Metrics. We compute two types of test accuracies for each setting. 1) The Best Mean Client Test Accuracy (BMCTA), referred as BMTA in [huang2021personalized]. BMCTA is computed as the highest mean client test accuracy of each round. 2) The Best Test Accuracy (BTA). We treat the test sets from different clients as a combined test set, and compute the highest test accuracy over all round. We also investigate the methods’ convergence performance by plotting the training loss and test accuracy curves. In addition, we follow [li2019fair]
and examine the fairness of the methods by using the Gaussian kernel density estimation on the client test accuracies. Higher density at higher accuracy reflects a better result.
Under the pathological non-IID setting, Table 1 and Fig. 3 show that for MNIST, and the two medical datasets, the proposed FedSLD has a better performance with the improvement on the test accuracy of up to 1.57%, and the kernel density estimations show that FedSLD has slightly higher density which is more concentrated at a higher test accuracy. On CIFAR10, FedSLD reaches competitive performance with FedAvg and FedProx.
Under the practical non-IID setting, we can see from Table 2 and Figure 4 that the proposed FedSLD outperforms the compared FedAvg and FedProx on every dataset, with the improvement of BMCTA ranging from 1.10% to 5.50%, and the improvement of BTA ranging from 0.18% to 2.41%. In addition, FedSLD achieves better convergence behavior on MNIST and OrganMNIST (axial) datasets. The fairness plots reveal that FedSLD
not only increases the overall performance with respect to the entire federation, but the variances of the client test accuracies are also reduced on MNIST and PathMNIST datasets, which implies a more fair training. On CIFAR10 and OrganMNIST (axial) datasets, we can see a clear decrease of the density at low accuracy and an increase on the density at high accuracy, which explains the improvement of the BMCTA.
In this work, we proposed a new FL algorithm for medical image classification: Federated Learning with Shared Label Distribution (FedSLD). FedSLD aims to mitigate the effect caused by non-IID data by leveraging the clients’ label distribution. We conducted extensive experiments on four publicly available datasets with two types of non-IID setting, and demonstrated that FedSLD outperforms the compared leading FL algorithms, and encourages a more fair performance across all the participating clients.
5 Compliance with ethical standards
Ethical approval was not required, as this study used previously collected and deidentified data (including medical imaging data) available in public repositories.
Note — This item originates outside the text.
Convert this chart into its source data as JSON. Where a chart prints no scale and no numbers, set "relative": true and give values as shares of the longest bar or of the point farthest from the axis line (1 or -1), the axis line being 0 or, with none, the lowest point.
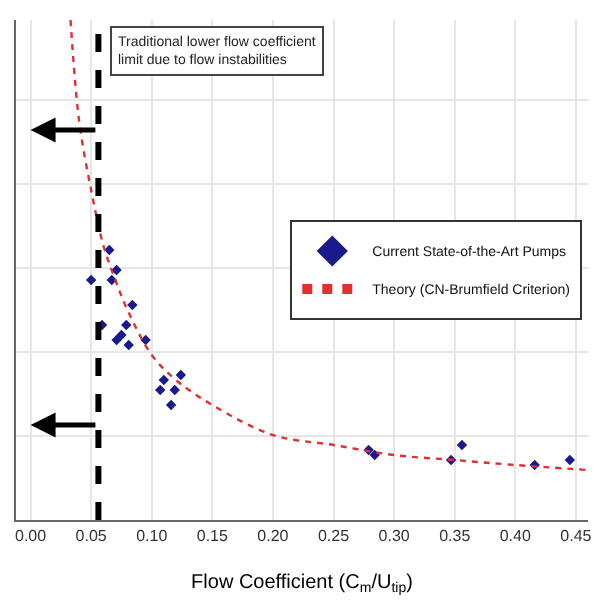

This work was supported in part by National Institutes of Health (NIH) (1R01CA193603 and 1R01CA218405), National Science Foundation (NSF) (CICI: SIVD: 2115082), and the grant 1R01EB032896 as part of the NSF/NIH Smart Health and Biomedical Research in the Era of Artificial Intelligence and Advanced Data Science Program. This work used the Extreme Science and Engineering Discovery Environment (XSEDE), which is supported by NSF grant number ACI-1548562. Specifically, it used the Bridges-2 system, which is supported by NSF award number ACI-1928147, at the Pittsburgh Supercomputing Center.